A simple title isn’t it?
If you do a web search for that phrase, you will find link after link touting baking soda (sodium bicarbonate) is an agent for natural cleaning, skin care, tooth care and the list goes on and on ….
The more I thought about it however, something didn’t quite seem to fit …
Part of the issue relates to where most baking soda comes from, while the other is due to an understanding of the meaning of “natural” when discussing these types of substances.
Is there a “natural” form of sodium bicarbonate (baking soda)?
Now I am totally aware sodium bicarbonate (NaHCO3), a.k.a. baking soda, does exist in large quantities within Mother Earth’s system in the form of a mineral called nahcolite.
Even though nahcolite is the natural form of sodium bicarbonate, is it used as the source of baking soda?
Baking Soda (Sodium Bicarbonate) Production ….
Historically, baking soda was manufactured using the Solvay process (developed in the mid nineteenth century) by processing calcium carbonate (usually limestone) with salt brine (sodium chloride) that had been saturated with ammonia. Other products derived from this process includes sodium carbonate (Na2CO3) also known as soda ash and calcium chloride (CaCl2). This Solvay system is definitely a chemical manufacturing process for producing baking soda!
After the discovery of substantial deposits of another sodium carbonate mineral called trona (Na3CO3(HCO3) – 2H2O), the use of the Solvay process fell off by 1980. The shift away from using the Solvay process was two-fold:
1) it was less costly to mine and process trona to produce baking soda and soda ash;
2) hypothetically, processing trona is more “earth-friendly”.
Like nahcolite, trona is an inorganic, evaporate mineral forming as mineral-laden waters evaporate away causing the chemicals in solution (like Na+, Ca2+, HCO3-, CO32-) to recombine and precipitate out forming beds of new minerals. Significant deposits of trona and nahcolite were formed as ancient lakes (>50 million years ago) evaporated away in parts of western Wyoming and northwestern Colorado.
The trona deposits of this region are now the targets of several mines and the companies produce more than 17 million tons of trona (and a few hundred thousand tons of nahcolite) each year from the Wyoming deposits alone.

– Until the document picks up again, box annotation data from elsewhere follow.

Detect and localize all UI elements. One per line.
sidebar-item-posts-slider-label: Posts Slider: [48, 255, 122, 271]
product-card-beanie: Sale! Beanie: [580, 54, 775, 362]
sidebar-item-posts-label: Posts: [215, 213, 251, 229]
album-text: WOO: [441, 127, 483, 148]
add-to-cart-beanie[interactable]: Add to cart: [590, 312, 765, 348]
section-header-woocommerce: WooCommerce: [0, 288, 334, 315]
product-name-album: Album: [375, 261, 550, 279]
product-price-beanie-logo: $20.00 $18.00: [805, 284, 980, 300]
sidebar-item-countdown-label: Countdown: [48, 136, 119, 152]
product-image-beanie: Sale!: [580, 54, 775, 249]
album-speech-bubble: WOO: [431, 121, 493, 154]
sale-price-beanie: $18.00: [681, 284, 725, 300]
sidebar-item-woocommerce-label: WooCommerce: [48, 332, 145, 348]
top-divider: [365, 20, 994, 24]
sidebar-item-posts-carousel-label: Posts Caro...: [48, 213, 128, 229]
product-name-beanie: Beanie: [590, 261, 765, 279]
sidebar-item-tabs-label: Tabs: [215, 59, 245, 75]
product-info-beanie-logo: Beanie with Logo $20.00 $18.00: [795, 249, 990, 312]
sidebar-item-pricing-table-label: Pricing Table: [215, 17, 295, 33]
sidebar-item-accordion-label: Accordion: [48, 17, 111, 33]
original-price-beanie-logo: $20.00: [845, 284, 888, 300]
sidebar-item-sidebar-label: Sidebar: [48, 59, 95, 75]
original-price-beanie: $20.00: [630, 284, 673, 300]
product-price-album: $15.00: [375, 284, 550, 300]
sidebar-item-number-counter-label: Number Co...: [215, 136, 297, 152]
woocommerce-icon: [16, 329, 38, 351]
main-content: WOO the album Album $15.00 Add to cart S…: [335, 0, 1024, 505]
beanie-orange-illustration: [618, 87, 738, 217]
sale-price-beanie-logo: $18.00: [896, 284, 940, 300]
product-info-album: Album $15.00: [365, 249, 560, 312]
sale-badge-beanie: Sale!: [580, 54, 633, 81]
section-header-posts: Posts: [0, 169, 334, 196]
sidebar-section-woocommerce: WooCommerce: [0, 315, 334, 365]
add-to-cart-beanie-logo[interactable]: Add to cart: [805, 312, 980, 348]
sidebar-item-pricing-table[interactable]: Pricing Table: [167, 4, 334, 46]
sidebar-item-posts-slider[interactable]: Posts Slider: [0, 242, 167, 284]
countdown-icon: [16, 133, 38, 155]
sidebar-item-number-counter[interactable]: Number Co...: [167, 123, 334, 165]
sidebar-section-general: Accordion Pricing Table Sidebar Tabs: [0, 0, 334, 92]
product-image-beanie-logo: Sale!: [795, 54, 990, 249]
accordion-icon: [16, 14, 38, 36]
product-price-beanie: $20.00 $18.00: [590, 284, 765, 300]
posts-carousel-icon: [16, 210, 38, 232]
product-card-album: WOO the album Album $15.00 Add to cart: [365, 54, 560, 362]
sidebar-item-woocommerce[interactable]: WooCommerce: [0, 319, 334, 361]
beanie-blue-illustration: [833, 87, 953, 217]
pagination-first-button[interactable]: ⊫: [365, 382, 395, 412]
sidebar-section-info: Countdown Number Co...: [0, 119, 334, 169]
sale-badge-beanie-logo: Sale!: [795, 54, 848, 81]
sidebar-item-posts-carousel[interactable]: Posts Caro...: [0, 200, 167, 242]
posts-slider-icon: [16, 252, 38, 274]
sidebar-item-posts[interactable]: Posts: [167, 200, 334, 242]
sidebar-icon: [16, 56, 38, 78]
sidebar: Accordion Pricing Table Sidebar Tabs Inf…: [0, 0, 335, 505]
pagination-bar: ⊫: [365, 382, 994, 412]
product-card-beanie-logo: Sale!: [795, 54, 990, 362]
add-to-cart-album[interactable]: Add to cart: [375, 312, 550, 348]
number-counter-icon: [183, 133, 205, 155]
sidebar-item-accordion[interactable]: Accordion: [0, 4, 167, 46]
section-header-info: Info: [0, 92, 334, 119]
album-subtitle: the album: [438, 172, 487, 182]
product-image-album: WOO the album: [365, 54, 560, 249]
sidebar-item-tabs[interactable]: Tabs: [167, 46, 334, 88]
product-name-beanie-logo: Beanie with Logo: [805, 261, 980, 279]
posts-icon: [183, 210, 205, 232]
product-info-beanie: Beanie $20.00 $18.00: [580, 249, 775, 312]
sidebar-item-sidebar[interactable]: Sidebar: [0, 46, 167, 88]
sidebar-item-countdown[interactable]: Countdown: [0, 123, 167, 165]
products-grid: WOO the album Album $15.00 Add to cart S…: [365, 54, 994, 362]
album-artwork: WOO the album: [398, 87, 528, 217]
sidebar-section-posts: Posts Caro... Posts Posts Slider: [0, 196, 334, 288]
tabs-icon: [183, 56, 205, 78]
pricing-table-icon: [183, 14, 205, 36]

More than 95% of the baking soda and virtually all soda ash used in the U. S. each year is derived by processing trona (per the Wyoming Mining Association).

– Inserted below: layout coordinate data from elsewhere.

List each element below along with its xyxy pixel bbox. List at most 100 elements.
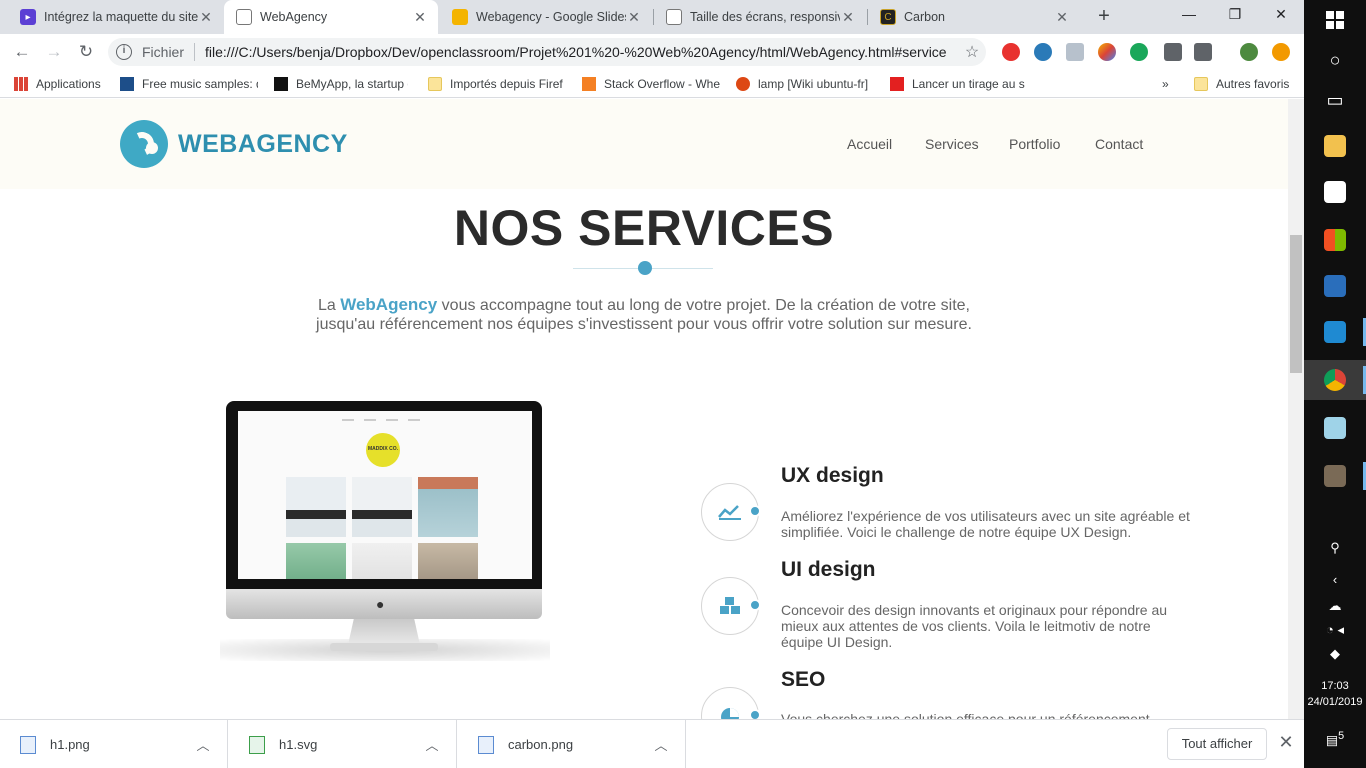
clock-time: 17:03 — [1321, 680, 1349, 692]
chevron-up-icon[interactable]: ︿ — [649, 735, 673, 754]
folder-icon — [428, 77, 442, 91]
service-dot — [749, 505, 761, 517]
wifi-volume-icon[interactable]: ◔ ◂ — [1304, 622, 1366, 638]
info-icon[interactable]: i — [116, 44, 132, 60]
tab-strip: ▸ Intégrez la maquette du site ✕ WebAgen… — [0, 0, 1304, 34]
chevron-up-icon[interactable]: ︿ — [420, 735, 444, 754]
cubes-icon — [717, 596, 743, 616]
vscode-app[interactable] — [1304, 312, 1366, 352]
bookmark-folder-firefox[interactable]: Importés depuis Firef — [428, 75, 566, 93]
page-scrollbar[interactable] — [1288, 99, 1304, 719]
mockup-photo — [418, 543, 478, 579]
vscode-icon — [1324, 321, 1346, 343]
mail-app[interactable] — [1304, 172, 1366, 212]
bookmark-stackoverflow[interactable]: Stack Overflow - Whe — [582, 75, 720, 93]
mockup-photo — [418, 477, 478, 537]
nav-contact[interactable]: Contact — [1095, 136, 1143, 152]
openclassrooms-icon: ▸ — [20, 9, 36, 25]
people-icon[interactable]: ⚲ — [1304, 540, 1366, 556]
close-tab-icon[interactable]: ✕ — [626, 9, 642, 26]
opera-vpn-icon[interactable] — [1002, 43, 1020, 61]
chevron-left-icon[interactable]: ‹ — [1304, 572, 1366, 587]
close-tab-icon[interactable]: ✕ — [1054, 9, 1070, 26]
page-icon — [666, 9, 682, 25]
store-app[interactable] — [1304, 220, 1366, 260]
onedrive-icon[interactable]: ☁ — [1304, 598, 1366, 614]
notification-center-button[interactable]: ▤5 — [1304, 730, 1366, 748]
show-all-downloads-button[interactable]: Tout afficher — [1167, 728, 1267, 760]
leaf-extension-icon[interactable] — [1130, 43, 1148, 61]
site-header: WEBAGENCY Accueil Services Portfolio Con… — [0, 99, 1288, 189]
notes-app[interactable] — [1304, 408, 1366, 448]
profile-avatar[interactable] — [1240, 43, 1258, 61]
logo-icon[interactable] — [120, 120, 168, 168]
svg-file-icon — [249, 735, 265, 754]
chrome-app[interactable] — [1304, 360, 1366, 400]
globe-extension-icon[interactable] — [1034, 43, 1052, 61]
page-icon — [236, 9, 252, 25]
dropbox-tray-icon[interactable]: ◆ — [1304, 646, 1366, 662]
tab-taille-ecrans[interactable]: Taille des écrans, responsive ✕ — [654, 0, 866, 34]
notification-count: 5 — [1338, 730, 1345, 742]
download-item[interactable]: carbon.png ︿ — [458, 720, 686, 768]
medium-icon — [274, 77, 288, 91]
system-clock[interactable]: 17:03 24/01/2019 — [1304, 678, 1366, 710]
address-bar[interactable]: i Fichier file:///C:/Users/benja/Dropbox… — [108, 38, 986, 66]
store-icon — [1324, 229, 1346, 251]
network-icon — [1324, 275, 1346, 297]
tab-carbon[interactable]: C Carbon ✕ — [868, 0, 1080, 34]
nav-services[interactable]: Services — [925, 136, 979, 152]
bookmark-star-icon[interactable]: ☆ — [958, 42, 986, 62]
bookmark-lamp[interactable]: lamp [Wiki ubuntu-fr] — [736, 75, 874, 93]
start-button[interactable] — [1304, 0, 1366, 40]
tab-integrez[interactable]: ▸ Intégrez la maquette du site ✕ — [8, 0, 224, 34]
gimp-icon — [1324, 465, 1346, 487]
url-text[interactable]: file:///C:/Users/benja/Dropbox/Dev/openc… — [205, 44, 958, 60]
bookmark-other-favorites[interactable]: Autres favoris — [1194, 75, 1294, 93]
reload-button[interactable]: ↻ — [72, 38, 100, 66]
scrollbar-thumb[interactable] — [1290, 235, 1302, 373]
file-explorer-app[interactable] — [1304, 126, 1366, 166]
nav-accueil[interactable]: Accueil — [847, 136, 892, 152]
close-tab-icon[interactable]: ✕ — [198, 9, 214, 26]
nav-portfolio[interactable]: Portfolio — [1009, 136, 1060, 152]
dropbox-extension-icon[interactable] — [1066, 43, 1084, 61]
bookmark-free-music[interactable]: Free music samples: d — [120, 75, 258, 93]
download-item[interactable]: h1.svg ︿ — [229, 720, 457, 768]
cortana-button[interactable]: ○ — [1304, 40, 1366, 80]
bookmark-bemyapp[interactable]: BeMyApp, la startup d — [274, 75, 408, 93]
close-window-button[interactable]: ✕ — [1258, 0, 1304, 30]
minimize-button[interactable]: — — [1166, 0, 1212, 30]
intro-brand: WebAgency — [340, 295, 438, 314]
forward-button[interactable]: → — [40, 38, 68, 66]
stackoverflow-icon — [582, 77, 596, 91]
tab-webagency[interactable]: WebAgency ✕ — [224, 0, 438, 34]
bookmark-applications[interactable]: Applications — [14, 75, 110, 93]
windows-logo-icon — [1326, 11, 1344, 29]
mail-icon — [1324, 181, 1346, 203]
gimp-app[interactable] — [1304, 456, 1366, 496]
tab-google-slides[interactable]: Webagency - Google Slides ✕ — [440, 0, 652, 34]
close-tab-icon[interactable]: ✕ — [840, 9, 856, 26]
logo-text[interactable]: WEBAGENCY — [178, 130, 348, 159]
bookmarks-overflow-button[interactable]: » — [1162, 75, 1176, 93]
task-view-button[interactable]: ▭ — [1304, 80, 1366, 120]
bookmark-tirage[interactable]: Lancer un tirage au s — [890, 75, 1028, 93]
download-item[interactable]: h1.png ︿ — [0, 720, 228, 768]
colorpicker-extension-icon[interactable] — [1098, 43, 1116, 61]
service-title-ux: UX design — [781, 464, 884, 487]
maximize-button[interactable]: ❐ — [1212, 0, 1258, 30]
network-app[interactable] — [1304, 266, 1366, 306]
service-dot — [749, 709, 761, 719]
chevron-up-icon[interactable]: ︿ — [191, 735, 215, 754]
gift-icon — [890, 77, 904, 91]
update-alert-icon[interactable] — [1272, 43, 1290, 61]
eyedropper-extension-icon[interactable] — [1164, 43, 1182, 61]
close-tab-icon[interactable]: ✕ — [412, 9, 428, 26]
close-shelf-icon[interactable]: ✕ — [1276, 732, 1296, 756]
new-tab-button[interactable]: + — [1092, 5, 1116, 29]
back-button[interactable]: ← — [8, 38, 36, 66]
mockup-photo — [286, 477, 346, 537]
cast-extension-icon[interactable] — [1194, 43, 1212, 61]
mr-icon — [120, 77, 134, 91]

Since trona (Na3CO3(HCO3) – 2H2O) is not pure sodium bicarbonate (NaHCO3) it has to be processed to derive soda ash (sodium carbonate or Na2CO3) first then baking soda (NaHCO3) is produced from the soda ash by adding CO2.

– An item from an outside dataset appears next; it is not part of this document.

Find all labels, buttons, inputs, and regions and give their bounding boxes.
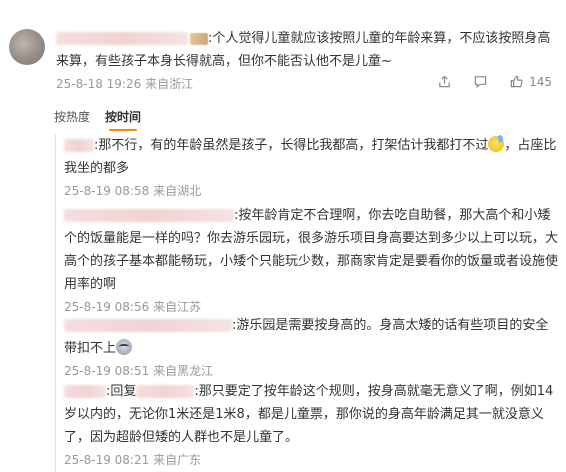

So technically speaking, the bulk of the baking soda we buy in the grocery store is a material that is produced by first mining the mineral trona which is then processed into soda ash (Na2CO3) which is subsequently mixed with more CO2 to finally produce baking soda (sodium bicarbonate).
Does this sound like a completely natural product to you?
To me it seems like there is an awful lot of “production” going on when making baking soda!